Media terbukti memiliki pengaruh besar dalam mengangkat berbagai isu, termasuk isu kesehatan. Sayangnya peran media massa selama ini masih lebih banyak mendukung dan menjadi agen promosi dan sosialisasi kepentingan dunia industri komersil dan politik. Terlepas dari kenyataan bahwa media massa sendiri adalah sebuah industri bisnis, tapi fungsi media massa sebagai media informasi, edukasi, persuasi, dan kontrol sosial, sama pentingnya dengan fungsi hiburan yang cenderung menjadi prioritas dan orientasi pemilik media.
Masih minimnya informasi pro-kesehatan di media massa, seperti sosialisasi ASI Eksklusif atau antirokok menunjukkan dua hal penting, tidak kooperatifnya media dengan isu kesehatan, atau belum termanfaatkannya media massa secara maksimal untuk promosi yang mendukung kesehatan. Ilustrasi ketidakseimbangan kuantitas dan kualitas antara informasi prorokok (iklan rokok) yang sangat banyak dan kreaktif dibandingkan dengan minimnya informasi antirokok di berbagai media menyiratkan kebenaran premis tersebut.
Media Alternatif
Alasan besarnya biaya produksi informasi terkait isu kesehatan melalui mainstream media (TV, radio, dll) sebenarnya tidak dapat dijadikan penghalang. Kehadiran media alternatif, media sosial online seperti facebook, twitter, YouTube, dsb, sedianya dapat menjadi pilihan dalam menyosialisasikan informasi prokesehatan yang tidak kalah kreatif dan inovatif dengan media arus utama lainnya. Kelebihan media alternatif ini dari aspek kecepatan, biaya murah, dan jangkauan sangat luas, dapat menjadi sebuah solusi konstruktif bagi upaya pencerahan masyarakat secara maksimal untuk mendapatkan informasi-informasi yang mendukung kesehatan (yang menyehatkan), termasuk sosialiasi pencegahan penyakit baik fisik dan psikis.
Dengan memanfaatkan media alternatif ini, setiap orang memiliki kesempatan menjadi agen perubahan bagi kesehatan masyarakat karena setiap individu dapat melakukannya, salah satunya melalui smartphone yang mereka miliki (yang menyediakan berbagai aplikasi jejaring sosial tersebut). Mewujudkan kualitas kesehatan manusia bukan hanya menjadi tanggungjawab pemerintah, tapi juga setiap in
dividu dan masyarakat. Berharap terlalu besar pada hegemoni mainstream media yang sudah terkooptasi kepentingan bisnis dan politik dalam diseminasi informasi kesehatan adalah absurd.

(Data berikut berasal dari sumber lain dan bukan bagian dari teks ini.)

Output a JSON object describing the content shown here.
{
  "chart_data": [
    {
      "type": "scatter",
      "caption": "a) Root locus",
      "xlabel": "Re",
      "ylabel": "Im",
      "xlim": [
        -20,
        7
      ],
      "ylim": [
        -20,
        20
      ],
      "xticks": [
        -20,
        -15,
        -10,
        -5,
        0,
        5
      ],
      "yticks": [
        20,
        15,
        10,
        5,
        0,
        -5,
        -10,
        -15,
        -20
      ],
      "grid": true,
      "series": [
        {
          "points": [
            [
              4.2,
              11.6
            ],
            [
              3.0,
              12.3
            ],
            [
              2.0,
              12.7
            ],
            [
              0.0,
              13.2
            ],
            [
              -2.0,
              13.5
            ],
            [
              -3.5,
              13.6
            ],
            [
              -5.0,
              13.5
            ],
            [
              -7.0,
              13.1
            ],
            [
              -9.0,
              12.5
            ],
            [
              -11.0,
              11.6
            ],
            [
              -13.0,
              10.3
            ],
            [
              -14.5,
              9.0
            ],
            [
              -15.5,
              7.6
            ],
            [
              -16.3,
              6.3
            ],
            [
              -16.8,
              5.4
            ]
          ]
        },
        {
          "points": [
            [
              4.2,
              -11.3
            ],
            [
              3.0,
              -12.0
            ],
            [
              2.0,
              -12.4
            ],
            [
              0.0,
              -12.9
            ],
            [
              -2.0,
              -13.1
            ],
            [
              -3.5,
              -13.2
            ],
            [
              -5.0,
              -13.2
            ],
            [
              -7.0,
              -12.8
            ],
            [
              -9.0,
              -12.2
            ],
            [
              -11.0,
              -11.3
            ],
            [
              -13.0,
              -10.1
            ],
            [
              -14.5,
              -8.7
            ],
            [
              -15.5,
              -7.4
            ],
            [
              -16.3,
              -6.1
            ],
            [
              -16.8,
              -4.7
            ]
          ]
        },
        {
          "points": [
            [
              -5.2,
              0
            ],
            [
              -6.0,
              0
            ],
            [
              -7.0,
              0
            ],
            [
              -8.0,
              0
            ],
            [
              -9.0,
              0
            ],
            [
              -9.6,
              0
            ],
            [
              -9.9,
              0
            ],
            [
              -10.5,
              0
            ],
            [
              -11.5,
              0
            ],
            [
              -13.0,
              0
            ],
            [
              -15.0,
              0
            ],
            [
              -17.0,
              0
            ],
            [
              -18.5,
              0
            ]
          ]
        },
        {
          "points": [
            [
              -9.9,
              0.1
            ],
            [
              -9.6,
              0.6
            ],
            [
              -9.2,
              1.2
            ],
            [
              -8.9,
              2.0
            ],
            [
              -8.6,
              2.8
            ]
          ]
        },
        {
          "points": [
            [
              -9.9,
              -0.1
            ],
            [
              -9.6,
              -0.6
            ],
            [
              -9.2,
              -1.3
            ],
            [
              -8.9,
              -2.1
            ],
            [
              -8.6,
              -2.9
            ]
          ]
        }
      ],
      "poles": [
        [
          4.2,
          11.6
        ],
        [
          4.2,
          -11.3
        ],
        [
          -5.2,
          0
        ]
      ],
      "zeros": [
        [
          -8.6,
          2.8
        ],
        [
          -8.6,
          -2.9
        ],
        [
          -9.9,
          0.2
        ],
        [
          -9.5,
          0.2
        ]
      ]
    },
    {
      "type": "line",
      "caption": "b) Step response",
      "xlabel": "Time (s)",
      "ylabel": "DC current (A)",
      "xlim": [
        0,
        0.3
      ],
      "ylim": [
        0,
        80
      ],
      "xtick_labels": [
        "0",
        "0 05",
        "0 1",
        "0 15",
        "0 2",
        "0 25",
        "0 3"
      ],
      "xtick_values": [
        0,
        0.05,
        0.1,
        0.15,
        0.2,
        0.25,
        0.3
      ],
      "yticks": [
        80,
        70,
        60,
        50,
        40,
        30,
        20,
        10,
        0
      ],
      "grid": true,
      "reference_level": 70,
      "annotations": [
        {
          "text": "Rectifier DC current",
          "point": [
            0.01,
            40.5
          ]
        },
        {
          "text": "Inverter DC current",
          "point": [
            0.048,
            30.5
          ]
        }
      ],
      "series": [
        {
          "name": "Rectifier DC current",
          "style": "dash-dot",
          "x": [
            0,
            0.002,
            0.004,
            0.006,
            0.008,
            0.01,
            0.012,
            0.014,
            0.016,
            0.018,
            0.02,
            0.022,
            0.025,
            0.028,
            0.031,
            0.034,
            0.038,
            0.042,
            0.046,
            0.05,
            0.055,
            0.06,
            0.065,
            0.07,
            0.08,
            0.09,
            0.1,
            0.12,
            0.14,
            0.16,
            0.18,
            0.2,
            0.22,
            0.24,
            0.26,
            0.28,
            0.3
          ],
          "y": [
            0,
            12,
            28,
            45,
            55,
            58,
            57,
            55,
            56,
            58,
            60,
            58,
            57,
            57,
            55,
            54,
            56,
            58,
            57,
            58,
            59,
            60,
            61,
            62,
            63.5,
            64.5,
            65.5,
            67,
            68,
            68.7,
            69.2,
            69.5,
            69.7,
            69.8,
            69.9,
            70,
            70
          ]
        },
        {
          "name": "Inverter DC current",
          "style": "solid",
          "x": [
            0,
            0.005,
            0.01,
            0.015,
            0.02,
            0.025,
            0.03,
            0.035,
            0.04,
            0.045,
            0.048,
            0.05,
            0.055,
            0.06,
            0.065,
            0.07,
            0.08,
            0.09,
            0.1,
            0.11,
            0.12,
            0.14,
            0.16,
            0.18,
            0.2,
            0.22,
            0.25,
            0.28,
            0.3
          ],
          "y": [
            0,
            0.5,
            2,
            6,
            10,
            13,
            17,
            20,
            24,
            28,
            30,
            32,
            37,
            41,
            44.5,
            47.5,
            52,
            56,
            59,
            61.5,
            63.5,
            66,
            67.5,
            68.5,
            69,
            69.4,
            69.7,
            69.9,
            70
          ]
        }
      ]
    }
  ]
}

Sudah saatnya masyarakat kita tidak lagi sekadar menjadi konsumen informasi dari apa yang ditawarkan media, tapi seharusnya dapat menjadi produsen informasi yang positif (melek media), termasuk dalam isu kesehatan (melek sehat). Perlu adanya sebuah gerakan berbasis masyarakat yang saling berbagi dan mengingatkan tentang pentingnya makna kesehatan, salah satunya dengan memanfaatkan media alternatif ini. Berbagai penyakit (baik menular dan tidak menular) sebenarnya merupakan penyakit yang dapat dicegah (preventable disease), terutama melalui perubahan perilaku fisik/psikis individu dan masyarakat. Menjadi sehat dan mencegah sakit adalah jauh lebih mudah dan murah dibandingkan mengobati sakit yang sudah cenderung parah. Oleh karena itu, yuk keep smile! Yuk Kita Sehat!
Rizanna Rosemary, M.Si, MHC : Staf Pengajar Komunikasi Kesehatan pada Fakultas Ilmu Sosial dan Ilmu Politik (FISIP) Universitas Syiah Kuala (Unsyiah), Banda Aceh.